Bath salts. K2. Spice: The dangers of commonly available synthetic drugs
Health officials are investigating after a Durham County resident experienced "severe bleeding" after possibly using synthetic marijuana.
The drug, also called fake weed, K2 or Spice, can affect the brain in the same way as marijuana, the N.C. Department of Health and Human Services said in a news release Friday.
The bleeding of the Durham County resident "was caused by a condition that reduces the blood’s ability to clot," the department said in the release.
"Since March, more than 200 people in Illinois and other states have suffered the same bleeding condition following use of synthetic cannabinoids contaminated with brodifacoum, a poison used to kill rats," DHHS said. "This is the first case identified in North Carolina."
Officials have not yet identified "a specific product" used by the patient.

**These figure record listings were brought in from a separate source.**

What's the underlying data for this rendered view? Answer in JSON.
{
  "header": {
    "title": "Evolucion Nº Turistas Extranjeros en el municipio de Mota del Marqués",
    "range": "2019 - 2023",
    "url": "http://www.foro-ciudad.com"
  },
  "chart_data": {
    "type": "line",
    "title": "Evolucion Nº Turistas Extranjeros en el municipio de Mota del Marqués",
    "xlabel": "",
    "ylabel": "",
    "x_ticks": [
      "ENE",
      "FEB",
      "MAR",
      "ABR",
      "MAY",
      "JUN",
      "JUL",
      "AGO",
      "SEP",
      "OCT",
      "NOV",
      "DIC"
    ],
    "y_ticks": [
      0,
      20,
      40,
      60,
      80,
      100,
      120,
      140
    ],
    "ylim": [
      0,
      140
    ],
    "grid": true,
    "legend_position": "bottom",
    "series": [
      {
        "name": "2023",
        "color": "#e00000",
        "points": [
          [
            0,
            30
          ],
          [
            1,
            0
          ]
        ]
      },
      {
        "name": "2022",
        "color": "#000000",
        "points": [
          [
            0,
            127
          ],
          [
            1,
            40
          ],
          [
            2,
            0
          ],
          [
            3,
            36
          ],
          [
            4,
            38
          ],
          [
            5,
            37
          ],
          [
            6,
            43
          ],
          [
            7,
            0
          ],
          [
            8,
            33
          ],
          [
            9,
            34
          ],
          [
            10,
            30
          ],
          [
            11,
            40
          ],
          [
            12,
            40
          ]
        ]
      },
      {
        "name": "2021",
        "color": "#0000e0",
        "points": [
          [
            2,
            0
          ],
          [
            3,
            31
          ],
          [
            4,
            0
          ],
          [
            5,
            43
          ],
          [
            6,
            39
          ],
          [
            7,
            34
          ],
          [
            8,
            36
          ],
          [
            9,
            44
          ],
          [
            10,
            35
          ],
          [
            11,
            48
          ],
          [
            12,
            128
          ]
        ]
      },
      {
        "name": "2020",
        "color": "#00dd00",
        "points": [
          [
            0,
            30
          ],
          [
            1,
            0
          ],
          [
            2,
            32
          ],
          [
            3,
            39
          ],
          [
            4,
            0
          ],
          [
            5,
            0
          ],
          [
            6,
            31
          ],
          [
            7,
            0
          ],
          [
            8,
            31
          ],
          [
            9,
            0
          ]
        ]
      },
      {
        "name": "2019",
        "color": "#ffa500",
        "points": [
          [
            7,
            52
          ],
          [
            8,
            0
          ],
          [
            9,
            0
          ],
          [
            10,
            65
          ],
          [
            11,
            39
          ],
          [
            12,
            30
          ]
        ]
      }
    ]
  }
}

“Synthetic cannabinoids can be unpredictable, harmful and contaminated with other substances,” said State Epidemiologist Dr. Zack Moore said in the release. “The recent outbreak of severe bleeding in patients in other states, and now a case in North Carolina, is evidence of the risk of using these products.”
Anyone experiencing signs of unexplained bleeding should call 911, the DHHS said. Signs of a bleeding condition can include bleeding gums, coughing up or vomiting blood, blood in urine or severe bloody nose.
To report symptoms of unexplained bleeding, call the Carolinas Poison Center at 1-800-222-1222.